In Europe, he says that the top universities for recruiting AI talent are Oxford, Cambridge, Imperial and UCL in the UK, EPFL and ETH in Switzerland, TUM in Germany and the universities of Ecole Polytechnique and ENS in France.

One investor with experience of working closely with people who’ve worked at DeepMind, who asked to remain anonymous, tells Sifted that people with experience at top AI labs are routinely now being offered $800k salaries by recruiters.

When it comes to a more senior level, the highest earning data, analytics and AI executives are earning $2.6m annually in the states, compared to $1.25m in Europe, according to a 2023 compensation survey conducted by Heidrick & Struggles.

Guns for hire

And that’s not even the most you can earn today as an AI specialist, as many are opting to work on a fractional, project-based basis, to draw even more money.

“We are increasingly seeing [AI specialists] make a decision to move into more of an interim career versus a sort of a nine-to-five, permanent employment. It gives them freedom to choose the AI project they want to get involved in and, candidly, the opportunity to earn more money,” says Burman.

“These projects are normally three months at least, but then you get sort of ‘SWAT team’ projects where you've got a real urgent requirement, and it's more like a six-week engagement.”
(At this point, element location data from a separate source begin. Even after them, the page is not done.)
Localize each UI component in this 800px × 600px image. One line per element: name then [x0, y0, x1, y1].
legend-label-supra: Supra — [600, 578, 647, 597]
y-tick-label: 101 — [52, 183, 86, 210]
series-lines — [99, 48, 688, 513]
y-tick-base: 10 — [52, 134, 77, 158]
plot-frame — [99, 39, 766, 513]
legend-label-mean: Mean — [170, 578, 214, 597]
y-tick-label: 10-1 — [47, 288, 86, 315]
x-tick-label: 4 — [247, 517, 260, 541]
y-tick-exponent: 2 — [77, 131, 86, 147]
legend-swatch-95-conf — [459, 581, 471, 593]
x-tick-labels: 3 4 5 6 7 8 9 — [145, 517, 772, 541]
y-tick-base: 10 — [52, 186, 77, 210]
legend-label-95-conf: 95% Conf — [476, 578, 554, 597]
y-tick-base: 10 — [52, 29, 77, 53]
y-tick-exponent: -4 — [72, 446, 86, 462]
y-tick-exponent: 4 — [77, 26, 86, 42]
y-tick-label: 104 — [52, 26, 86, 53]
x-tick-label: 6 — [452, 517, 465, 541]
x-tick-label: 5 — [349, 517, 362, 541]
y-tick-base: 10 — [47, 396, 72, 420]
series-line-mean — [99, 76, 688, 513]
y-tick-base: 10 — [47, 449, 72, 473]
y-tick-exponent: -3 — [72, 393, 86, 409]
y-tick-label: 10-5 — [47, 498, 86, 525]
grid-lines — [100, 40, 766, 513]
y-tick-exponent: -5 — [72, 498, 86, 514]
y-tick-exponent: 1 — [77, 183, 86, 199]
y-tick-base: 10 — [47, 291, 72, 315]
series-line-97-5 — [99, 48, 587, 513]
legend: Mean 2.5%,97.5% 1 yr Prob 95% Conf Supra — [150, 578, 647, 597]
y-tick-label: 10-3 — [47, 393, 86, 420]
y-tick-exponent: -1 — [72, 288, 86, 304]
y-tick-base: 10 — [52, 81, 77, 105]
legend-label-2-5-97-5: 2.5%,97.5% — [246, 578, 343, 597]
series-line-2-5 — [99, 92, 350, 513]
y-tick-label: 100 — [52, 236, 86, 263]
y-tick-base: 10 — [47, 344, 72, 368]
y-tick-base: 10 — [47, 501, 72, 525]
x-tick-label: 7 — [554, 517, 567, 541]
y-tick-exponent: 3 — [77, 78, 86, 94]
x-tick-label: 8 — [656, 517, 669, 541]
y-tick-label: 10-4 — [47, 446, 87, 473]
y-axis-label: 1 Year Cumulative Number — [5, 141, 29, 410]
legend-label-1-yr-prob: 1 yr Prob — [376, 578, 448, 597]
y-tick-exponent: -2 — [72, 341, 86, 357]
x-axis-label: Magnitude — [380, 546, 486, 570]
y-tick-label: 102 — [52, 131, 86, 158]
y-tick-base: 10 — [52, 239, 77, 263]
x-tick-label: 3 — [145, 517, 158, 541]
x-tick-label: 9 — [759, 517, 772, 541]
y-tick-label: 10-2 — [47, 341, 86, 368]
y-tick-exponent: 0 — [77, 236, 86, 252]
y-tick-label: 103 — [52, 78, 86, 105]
He adds that the rates for these urgent, time-sensitive projects are basically an “open cheque book” due to the scarcity of talent in the market.

All of the recruiters that Sifted spoke to for this piece say that, along with the companies they serve, recruiters are having to constantly adapt as the boom in AI creates new dynamics in the talent market. But with salaries like these flying around, and the commission to boot, no one in the industry is complaining.